Fosamax, one in a class of drugs called bisphosphonates, is supposed to make bones stronger, and for many women, it is safe and effective. But now there's mounting evidence that, for some women, taking these medications for more than five years could cause spontaneous fractures.
"We are seeing people just walking, walking down the steps, patients who are doing low-energy exercise," said Dr. Kenneth Egol, professor of orthopedic surgery at NYU Langone Medical Center. "Very unusual, the femur is one of the strongest bones in the body."
Egol said X-rays of some of his patients look more like injuries from car accidents than from an otherwise-minimal fall.
"Over the last 18 months, we are seeing this more frequently," he said.
Sue Heller, 60, of Castle Rock, Colo., had been on Fosamax for almost 10 years. She broke both of her femur bones.

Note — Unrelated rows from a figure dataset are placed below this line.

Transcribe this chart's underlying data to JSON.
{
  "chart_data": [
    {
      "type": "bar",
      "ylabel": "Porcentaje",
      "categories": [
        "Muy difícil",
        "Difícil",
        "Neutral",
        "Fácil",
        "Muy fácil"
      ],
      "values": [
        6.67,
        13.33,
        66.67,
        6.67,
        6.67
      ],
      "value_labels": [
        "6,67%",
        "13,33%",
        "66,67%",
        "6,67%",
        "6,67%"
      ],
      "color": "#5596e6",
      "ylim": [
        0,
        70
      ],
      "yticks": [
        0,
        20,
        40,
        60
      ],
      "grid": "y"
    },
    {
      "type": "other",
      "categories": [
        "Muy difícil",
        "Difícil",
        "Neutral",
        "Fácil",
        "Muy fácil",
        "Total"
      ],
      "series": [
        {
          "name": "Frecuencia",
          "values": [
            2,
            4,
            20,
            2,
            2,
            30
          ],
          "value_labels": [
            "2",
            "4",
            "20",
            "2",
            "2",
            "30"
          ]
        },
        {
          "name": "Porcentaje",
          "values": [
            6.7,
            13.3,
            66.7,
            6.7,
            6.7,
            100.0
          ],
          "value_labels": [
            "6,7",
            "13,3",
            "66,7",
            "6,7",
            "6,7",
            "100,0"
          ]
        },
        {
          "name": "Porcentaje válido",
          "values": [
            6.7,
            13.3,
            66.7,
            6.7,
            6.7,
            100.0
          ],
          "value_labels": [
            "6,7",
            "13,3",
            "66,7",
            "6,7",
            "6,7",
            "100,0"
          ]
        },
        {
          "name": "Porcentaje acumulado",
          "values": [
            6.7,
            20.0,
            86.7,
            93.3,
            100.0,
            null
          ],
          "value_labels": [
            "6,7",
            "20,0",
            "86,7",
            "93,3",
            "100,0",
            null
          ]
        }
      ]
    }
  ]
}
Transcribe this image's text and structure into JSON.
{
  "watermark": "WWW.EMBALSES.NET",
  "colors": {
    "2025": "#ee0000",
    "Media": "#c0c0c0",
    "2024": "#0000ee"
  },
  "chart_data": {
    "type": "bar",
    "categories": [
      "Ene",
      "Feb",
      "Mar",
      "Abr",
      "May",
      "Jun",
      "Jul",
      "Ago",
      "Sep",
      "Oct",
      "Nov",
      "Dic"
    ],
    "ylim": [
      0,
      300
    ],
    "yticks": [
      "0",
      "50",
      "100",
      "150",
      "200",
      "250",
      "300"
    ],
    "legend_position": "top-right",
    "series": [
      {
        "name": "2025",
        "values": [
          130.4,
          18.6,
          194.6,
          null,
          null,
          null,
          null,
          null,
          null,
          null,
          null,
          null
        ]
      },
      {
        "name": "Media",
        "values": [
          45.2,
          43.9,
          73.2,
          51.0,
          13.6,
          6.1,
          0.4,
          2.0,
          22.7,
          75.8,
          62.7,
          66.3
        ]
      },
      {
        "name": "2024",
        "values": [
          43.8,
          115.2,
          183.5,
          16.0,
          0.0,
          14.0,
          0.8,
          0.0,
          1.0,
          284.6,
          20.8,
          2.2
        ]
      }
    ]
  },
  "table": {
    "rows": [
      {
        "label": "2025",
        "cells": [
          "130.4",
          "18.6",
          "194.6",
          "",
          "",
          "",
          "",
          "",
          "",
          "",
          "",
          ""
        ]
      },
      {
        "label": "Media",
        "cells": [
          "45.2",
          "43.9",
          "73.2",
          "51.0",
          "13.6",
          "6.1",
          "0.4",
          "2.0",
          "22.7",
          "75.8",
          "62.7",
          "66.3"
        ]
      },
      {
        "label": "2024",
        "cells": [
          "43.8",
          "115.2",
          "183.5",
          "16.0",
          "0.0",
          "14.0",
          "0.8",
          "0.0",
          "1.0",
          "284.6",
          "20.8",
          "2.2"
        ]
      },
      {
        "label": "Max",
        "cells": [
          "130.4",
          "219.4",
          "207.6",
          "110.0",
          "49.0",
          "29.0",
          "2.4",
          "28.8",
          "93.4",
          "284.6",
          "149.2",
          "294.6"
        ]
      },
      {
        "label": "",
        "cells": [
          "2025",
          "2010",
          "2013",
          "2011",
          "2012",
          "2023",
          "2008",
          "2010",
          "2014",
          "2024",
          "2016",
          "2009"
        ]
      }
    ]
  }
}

"I'm sure there are a lot of women who have brittle bones right now that maybe are ready to break, and they're not aware of it," said Heller. "And my heart aches for them."
Sales of the popular drug increased when doctors began prescribing it, not only to women with osteoporosis, but to others who were osteopenic -- with reduced bone density that might lead to the disease. Now some doctors worry that staying on the drug for more than five years can cause some women's bones to become more brittle.
This is not the first time that many doctors have reported an opposite effect for people taking the drug. Fosamax has already been linked to severe musculoskeletal pain, as well as a serious bone-related jaw disease called osteonecrosis.
Also, the Food and Drug Administration asked the manufacturer, Merck, in 2008 to add information about the report of femur fractures.